Sony's game unit, Sony Computer Entertainment (SCE), will distribute compatibility software on the Internet so that users can play PS2 games on the PS3, it said.
Officials at SCE were not immediately available for comment.
Sony said last month the European version of the PS3 would play fewer PS2 video games compares with models launched in Japan and the United States as software would take over some of the functionality that was originally taken care of by dedicated chips.
Sony loses money at first on each PS3 sale due to high production costs.
The company has said it aims to bring the negative PS3 margin to a break-even point toward the October-March second half of next business year by component cost savings on chips.

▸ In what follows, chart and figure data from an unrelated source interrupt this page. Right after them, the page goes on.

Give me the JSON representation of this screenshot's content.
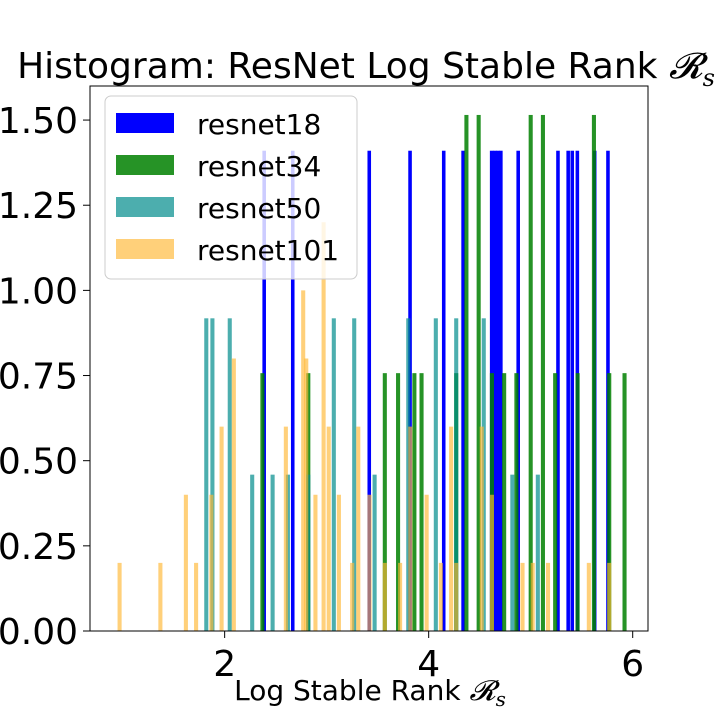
{
  "chart_data": {
    "type": "bar",
    "histogram": true,
    "title": "Histogram: ResNet Log Stable Rank ",
    "title_math": "𝓡",
    "title_sub": "s",
    "xlabel": "Log Stable Rank ",
    "xlabel_math": "𝓡",
    "xlabel_sub": "s",
    "ylabel": "",
    "xlim": [
      0.68,
      6.15
    ],
    "ylim": [
      0,
      1.6
    ],
    "xticks": [
      2,
      4,
      6
    ],
    "xtick_labels": [
      "2",
      "4",
      "6"
    ],
    "yticks": [
      0,
      0.25,
      0.5,
      0.75,
      1.0,
      1.25,
      1.5
    ],
    "ytick_labels": [
      "0.00",
      "0.25",
      "0.50",
      "0.75",
      "1.00",
      "1.25",
      "1.50"
    ],
    "grid": false,
    "legend_position": "top-left",
    "series": [
      {
        "name": "resnet18",
        "color": "#0000ff",
        "opacity": 1.0,
        "bin_width": 0.035,
        "bars": [
          [
            2.37,
            1.41
          ],
          [
            2.65,
            1.41
          ],
          [
            3.4,
            1.41
          ],
          [
            3.8,
            1.41
          ],
          [
            4.13,
            1.41
          ],
          [
            4.32,
            1.41
          ],
          [
            4.6,
            1.41
          ],
          [
            4.63,
            1.41
          ],
          [
            4.66,
            1.41
          ],
          [
            4.69,
            1.41
          ],
          [
            4.86,
            1.41
          ],
          [
            5.25,
            1.41
          ],
          [
            5.35,
            1.41
          ],
          [
            5.39,
            1.41
          ],
          [
            5.44,
            1.41
          ],
          [
            5.61,
            1.41
          ],
          [
            5.74,
            1.41
          ]
        ]
      },
      {
        "name": "resnet34",
        "color": "#008000",
        "opacity": 0.85,
        "bin_width": 0.04,
        "bars": [
          [
            2.35,
            0.757
          ],
          [
            2.8,
            0.757
          ],
          [
            3.55,
            0.757
          ],
          [
            3.68,
            0.757
          ],
          [
            3.84,
            0.757
          ],
          [
            3.91,
            0.757
          ],
          [
            4.25,
            0.757
          ],
          [
            4.35,
            1.515
          ],
          [
            4.47,
            1.515
          ],
          [
            4.6,
            0.757
          ],
          [
            4.72,
            0.757
          ],
          [
            4.84,
            0.757
          ],
          [
            4.98,
            1.515
          ],
          [
            5.1,
            1.515
          ],
          [
            5.22,
            0.757
          ],
          [
            5.44,
            0.757
          ],
          [
            5.6,
            1.515
          ],
          [
            5.75,
            0.757
          ],
          [
            5.9,
            0.757
          ]
        ]
      },
      {
        "name": "resnet50",
        "color": "#008b8b",
        "opacity": 0.7,
        "bin_width": 0.04,
        "bars": [
          [
            1.8,
            0.918
          ],
          [
            1.86,
            0.918
          ],
          [
            2.03,
            0.918
          ],
          [
            2.25,
            0.459
          ],
          [
            2.45,
            0.459
          ],
          [
            2.6,
            0.459
          ],
          [
            2.8,
            0.459
          ],
          [
            3.05,
            0.918
          ],
          [
            3.25,
            0.918
          ],
          [
            3.45,
            0.459
          ],
          [
            3.78,
            0.918
          ],
          [
            4.05,
            0.918
          ],
          [
            4.25,
            0.918
          ],
          [
            4.52,
            0.918
          ],
          [
            4.8,
            0.459
          ],
          [
            5.05,
            0.459
          ]
        ]
      },
      {
        "name": "resnet101",
        "color": "#ffb732",
        "opacity": 0.65,
        "bin_width": 0.04,
        "bars": [
          [
            0.95,
            0.2
          ],
          [
            1.35,
            0.2
          ],
          [
            1.6,
            0.4
          ],
          [
            1.7,
            0.2
          ],
          [
            1.85,
            0.4
          ],
          [
            1.95,
            0.6
          ],
          [
            2.07,
            0.8
          ],
          [
            2.58,
            0.6
          ],
          [
            2.75,
            1.0
          ],
          [
            2.78,
            0.8
          ],
          [
            2.87,
            0.4
          ],
          [
            2.95,
            1.2
          ],
          [
            3.0,
            0.6
          ],
          [
            3.1,
            0.4
          ],
          [
            3.23,
            0.2
          ],
          [
            3.29,
            0.6
          ],
          [
            3.4,
            0.4
          ],
          [
            3.55,
            0.2
          ],
          [
            3.7,
            0.2
          ],
          [
            3.8,
            0.6
          ],
          [
            3.96,
            0.4
          ],
          [
            4.1,
            0.2
          ],
          [
            4.2,
            0.6
          ],
          [
            4.25,
            0.2
          ],
          [
            4.5,
            0.6
          ],
          [
            4.6,
            0.4
          ],
          [
            4.9,
            0.2
          ],
          [
            5.0,
            0.2
          ],
          [
            5.15,
            0.2
          ],
          [
            5.55,
            0.2
          ],
          [
            5.75,
            0.2
          ]
        ]
      }
    ]
  }
}
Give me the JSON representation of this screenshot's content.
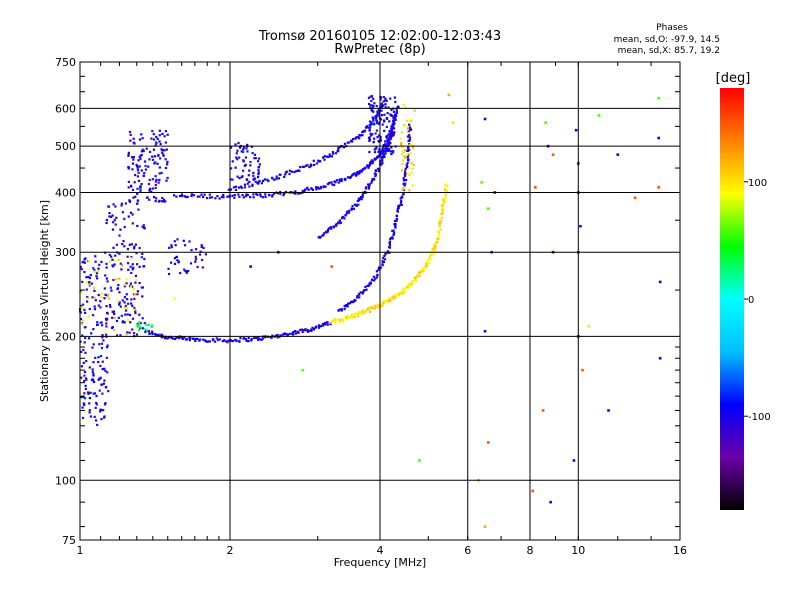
{
  "header": {
    "title": "Tromsø 20160105 12:02:00-12:03:43",
    "subtitle": "RwPretec (8p)"
  },
  "stats": {
    "heading": "Phases",
    "line_o": "mean, sd,O: -97.9, 14.5",
    "line_x": "mean, sd,X:  85.7, 19.2"
  },
  "colorbar": {
    "unit": "[deg]",
    "ticks": [
      {
        "value": 100,
        "label": "100"
      },
      {
        "value": 0,
        "label": "0"
      },
      {
        "value": -100,
        "label": "-100"
      }
    ],
    "range": [
      -180,
      180
    ],
    "palette": [
      "#000000",
      "#6a00a8",
      "#0000ff",
      "#00bfff",
      "#00ffff",
      "#00ff00",
      "#ffff00",
      "#ff8000",
      "#ff0000"
    ]
  },
  "chart_data": {
    "type": "scatter",
    "xlabel": "Frequency [MHz]",
    "ylabel": "Stationary phase Virtual Height [km]",
    "xscale": "log",
    "yscale": "log",
    "xlim": [
      1,
      16
    ],
    "ylim": [
      75,
      750
    ],
    "grid": true,
    "xticks": [
      {
        "value": 1,
        "label": "1"
      },
      {
        "value": 2,
        "label": "2"
      },
      {
        "value": 4,
        "label": "4"
      },
      {
        "value": 6,
        "label": "6"
      },
      {
        "value": 8,
        "label": "8"
      },
      {
        "value": 10,
        "label": "10"
      },
      {
        "value": 16,
        "label": "16"
      }
    ],
    "yticks": [
      {
        "value": 75,
        "label": "75"
      },
      {
        "value": 100,
        "label": "100"
      },
      {
        "value": 200,
        "label": "200"
      },
      {
        "value": 300,
        "label": "300"
      },
      {
        "value": 400,
        "label": "400"
      },
      {
        "value": 500,
        "label": "500"
      },
      {
        "value": 600,
        "label": "600"
      },
      {
        "value": 750,
        "label": "750"
      }
    ],
    "traces": [
      {
        "points": [
          [
            1.35,
            205
          ],
          [
            1.5,
            199
          ],
          [
            1.7,
            197
          ],
          [
            2.0,
            196
          ],
          [
            2.3,
            198
          ],
          [
            2.6,
            202
          ],
          [
            2.9,
            207
          ],
          [
            3.2,
            214
          ]
        ],
        "phase": -100
      },
      {
        "points": [
          [
            3.2,
            214
          ],
          [
            3.5,
            220
          ],
          [
            3.8,
            227
          ],
          [
            4.1,
            236
          ],
          [
            4.4,
            246
          ],
          [
            4.7,
            262
          ],
          [
            5.0,
            285
          ],
          [
            5.2,
            315
          ],
          [
            5.35,
            370
          ],
          [
            5.45,
            420
          ]
        ],
        "phase": 100
      },
      {
        "points": [
          [
            3.3,
            225
          ],
          [
            3.6,
            240
          ],
          [
            3.9,
            265
          ],
          [
            4.15,
            300
          ],
          [
            4.3,
            345
          ],
          [
            4.45,
            400
          ],
          [
            4.55,
            470
          ],
          [
            4.6,
            560
          ]
        ],
        "phase": -100
      },
      {
        "points": [
          [
            1.55,
            395
          ],
          [
            1.9,
            392
          ],
          [
            2.3,
            394
          ],
          [
            2.7,
            400
          ],
          [
            3.1,
            412
          ],
          [
            3.5,
            432
          ],
          [
            3.8,
            455
          ],
          [
            4.0,
            480
          ],
          [
            4.2,
            530
          ],
          [
            4.35,
            610
          ]
        ],
        "phase": -100
      },
      {
        "points": [
          [
            2.0,
            405
          ],
          [
            2.4,
            425
          ],
          [
            2.8,
            450
          ],
          [
            3.2,
            480
          ],
          [
            3.6,
            520
          ],
          [
            3.9,
            570
          ],
          [
            4.1,
            620
          ]
        ],
        "phase": -100
      },
      {
        "points": [
          [
            3.0,
            320
          ],
          [
            3.3,
            345
          ],
          [
            3.6,
            380
          ],
          [
            3.85,
            420
          ],
          [
            4.05,
            470
          ],
          [
            4.2,
            520
          ],
          [
            4.3,
            580
          ]
        ],
        "phase": -100
      }
    ],
    "clusters": [
      {
        "x": [
          1.0,
          1.14
        ],
        "y": [
          130,
          300
        ],
        "n": 170,
        "phase": -100
      },
      {
        "x": [
          1.12,
          1.35
        ],
        "y": [
          200,
          380
        ],
        "n": 160,
        "phase": -100
      },
      {
        "x": [
          1.25,
          1.5
        ],
        "y": [
          380,
          540
        ],
        "n": 140,
        "phase": -100
      },
      {
        "x": [
          1.5,
          1.8
        ],
        "y": [
          270,
          320
        ],
        "n": 40,
        "phase": -100
      },
      {
        "x": [
          2.0,
          2.3
        ],
        "y": [
          420,
          510
        ],
        "n": 60,
        "phase": -100
      },
      {
        "x": [
          3.8,
          4.3
        ],
        "y": [
          480,
          640
        ],
        "n": 120,
        "phase": -100
      },
      {
        "x": [
          4.4,
          4.7
        ],
        "y": [
          400,
          620
        ],
        "n": 40,
        "phase": 100
      },
      {
        "x": [
          1.0,
          1.3
        ],
        "y": [
          200,
          300
        ],
        "n": 40,
        "phase": 100
      },
      {
        "x": [
          1.3,
          1.4
        ],
        "y": [
          205,
          215
        ],
        "n": 12,
        "phase": 30
      }
    ],
    "scatter": [
      [
        6.5,
        570,
        -100
      ],
      [
        6.4,
        420,
        60
      ],
      [
        6.8,
        400,
        -100
      ],
      [
        6.6,
        370,
        60
      ],
      [
        6.7,
        300,
        -120
      ],
      [
        6.5,
        205,
        -100
      ],
      [
        6.3,
        100,
        60
      ],
      [
        6.5,
        80,
        120
      ],
      [
        5.5,
        640,
        120
      ],
      [
        5.6,
        560,
        100
      ],
      [
        8.2,
        410,
        150
      ],
      [
        8.6,
        560,
        60
      ],
      [
        8.7,
        500,
        -100
      ],
      [
        8.9,
        480,
        150
      ],
      [
        8.9,
        300,
        -100
      ],
      [
        9.9,
        540,
        -100
      ],
      [
        10.0,
        460,
        -100
      ],
      [
        10.0,
        400,
        -100
      ],
      [
        10.1,
        340,
        -100
      ],
      [
        10.0,
        300,
        -120
      ],
      [
        10.0,
        200,
        -100
      ],
      [
        10.2,
        170,
        150
      ],
      [
        8.8,
        90,
        -100
      ],
      [
        8.1,
        95,
        150
      ],
      [
        8.5,
        140,
        150
      ],
      [
        9.8,
        110,
        -100
      ],
      [
        11.0,
        580,
        60
      ],
      [
        12.0,
        480,
        -100
      ],
      [
        13.0,
        390,
        150
      ],
      [
        14.5,
        630,
        60
      ],
      [
        14.5,
        520,
        -100
      ],
      [
        14.5,
        410,
        150
      ],
      [
        14.6,
        260,
        -100
      ],
      [
        14.6,
        180,
        -100
      ],
      [
        11.5,
        140,
        -100
      ],
      [
        10.5,
        210,
        100
      ],
      [
        6.6,
        120,
        150
      ],
      [
        4.8,
        110,
        60
      ],
      [
        2.8,
        170,
        60
      ],
      [
        3.2,
        280,
        150
      ],
      [
        2.5,
        300,
        -100
      ],
      [
        2.2,
        280,
        -100
      ],
      [
        1.55,
        240,
        90
      ]
    ]
  }
}
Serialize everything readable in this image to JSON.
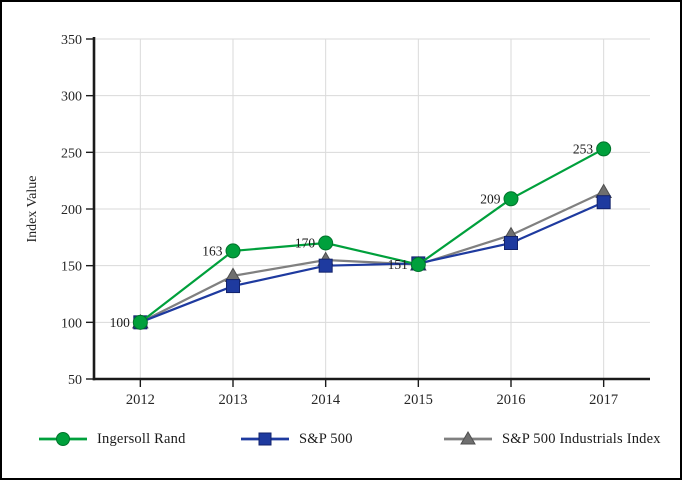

Sony also said last month it would cut back on future chip spending and may not produce advanced chips used in its PS3 in-house, adding that investment in chips would come down significantly from the $3.9 billion allocated over the three business years from April 2004.
Sony is already producing the cell chips, dubbed "supercomputer on a chip," for the PS3 using 90- and 65-nanometer circuitry and plans to move on to the 45-nanometer level by 2009. A nanometer is one billionth of a meter.
Narrower circuitry enables a smaller chip to be used and helps manufacturers cut per-chip production costs.
Improving profitability in its chip division is important for Sony, which targets an operating margin of 5 percent in the business year from April, up from an estimated 0.7 percent in the current year.